The core idea behind the new method is to express each action, whether it be a pedestrian strolling down the street or a gymnast performing a somersault, as a series of space-time patterns. These begin with elementary body movements, such as a leg moving up or an arm flexing. But these movements also combine into spatial and temporal patterns - a leg moves up and then the arm flexes, or the leg moves up below the arm. Or the pattern might describe a hierarchical relationship, such as a leg moving as part of the more global movement of the body.
"Modeling actions as collections of such patterns, instead of a single pattern, allows us to account for variations in action execution," said Leonid Sigal, senior research scientist at Disney Research Pittsburgh. It thus is able to recognize a tuck or a pike movement by a diver, even if one diver's execution differs from another, or if the angle of the dive blocks a part of one diver's body, but not that of another diver's.
The method, developed by Sigal along with Shugao Ma, a Disney Research intern who is a Ph.D. student at Boston University, and his adviser, Prof. Stan Sclaroff, can detect these structures directly from a video without fine-level supervision.
"Knowing that a video contains 'walking' or 'diving,' we automatically discover which elements are most important and discriminative and with which relationships they need to be stringed together into patterns to improve recognition," Ma said.

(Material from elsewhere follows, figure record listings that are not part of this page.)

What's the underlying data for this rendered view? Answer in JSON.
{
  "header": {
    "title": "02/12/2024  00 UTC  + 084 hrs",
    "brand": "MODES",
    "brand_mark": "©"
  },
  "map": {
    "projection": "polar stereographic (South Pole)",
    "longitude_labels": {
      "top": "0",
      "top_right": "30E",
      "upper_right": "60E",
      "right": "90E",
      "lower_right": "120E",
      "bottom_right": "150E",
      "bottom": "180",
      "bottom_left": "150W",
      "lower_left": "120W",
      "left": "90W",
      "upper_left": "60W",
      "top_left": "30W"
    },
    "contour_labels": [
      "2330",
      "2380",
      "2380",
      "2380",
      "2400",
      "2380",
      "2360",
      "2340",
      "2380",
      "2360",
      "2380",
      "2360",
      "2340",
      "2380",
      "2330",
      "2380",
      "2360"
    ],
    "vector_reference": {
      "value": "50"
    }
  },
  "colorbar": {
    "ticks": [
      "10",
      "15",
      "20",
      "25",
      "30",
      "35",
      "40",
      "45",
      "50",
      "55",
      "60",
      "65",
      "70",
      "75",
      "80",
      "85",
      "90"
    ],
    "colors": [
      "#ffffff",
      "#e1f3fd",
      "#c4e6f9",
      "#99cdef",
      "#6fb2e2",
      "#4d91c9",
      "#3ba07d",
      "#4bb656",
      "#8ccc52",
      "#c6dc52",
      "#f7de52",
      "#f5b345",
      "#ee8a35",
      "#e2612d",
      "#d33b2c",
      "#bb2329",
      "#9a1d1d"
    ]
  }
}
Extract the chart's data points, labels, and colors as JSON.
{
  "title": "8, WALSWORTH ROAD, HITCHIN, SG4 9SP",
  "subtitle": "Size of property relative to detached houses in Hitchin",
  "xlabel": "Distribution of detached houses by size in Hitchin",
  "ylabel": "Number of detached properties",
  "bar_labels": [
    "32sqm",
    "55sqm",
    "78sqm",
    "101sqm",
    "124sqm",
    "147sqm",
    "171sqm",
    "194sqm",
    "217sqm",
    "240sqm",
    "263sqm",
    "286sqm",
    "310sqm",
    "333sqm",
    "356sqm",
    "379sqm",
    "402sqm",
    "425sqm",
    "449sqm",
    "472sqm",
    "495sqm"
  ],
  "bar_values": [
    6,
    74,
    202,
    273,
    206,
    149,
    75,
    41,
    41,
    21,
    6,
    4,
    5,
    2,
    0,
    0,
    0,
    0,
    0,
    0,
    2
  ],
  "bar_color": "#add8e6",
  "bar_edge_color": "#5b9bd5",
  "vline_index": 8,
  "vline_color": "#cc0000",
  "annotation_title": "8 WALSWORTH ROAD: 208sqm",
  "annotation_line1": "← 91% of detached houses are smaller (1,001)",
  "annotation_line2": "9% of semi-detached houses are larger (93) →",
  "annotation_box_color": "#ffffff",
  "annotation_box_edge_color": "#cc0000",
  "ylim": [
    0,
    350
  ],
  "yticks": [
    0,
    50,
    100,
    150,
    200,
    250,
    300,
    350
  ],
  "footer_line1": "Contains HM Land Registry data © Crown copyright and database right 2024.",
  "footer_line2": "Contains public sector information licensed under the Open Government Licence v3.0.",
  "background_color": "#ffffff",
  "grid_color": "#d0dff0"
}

Representing actions in this way as space-time trees, not only improves recognition of actions but also is concise and efficient, said the researchers, who will present their findings at the IEEE Conference on Computer Vision and Pattern Recognition, CVPR 2015, June 7-12 in Boston.
The researchers tested the method using standard video datasets including 10 different sports actions and four interactions, such as kisses and hugs depicted on TV programs. On these datasets, the Disney algorithm outperformed previously reported methods, identifying elements with a richer set of relations among them. They also found that the space-time trees discovered in one dataset to discriminate between hugs and kisses performed promisingly in discriminating hugs or kisses from other actions, such as eating and using a phone, that were not part of the original dataset.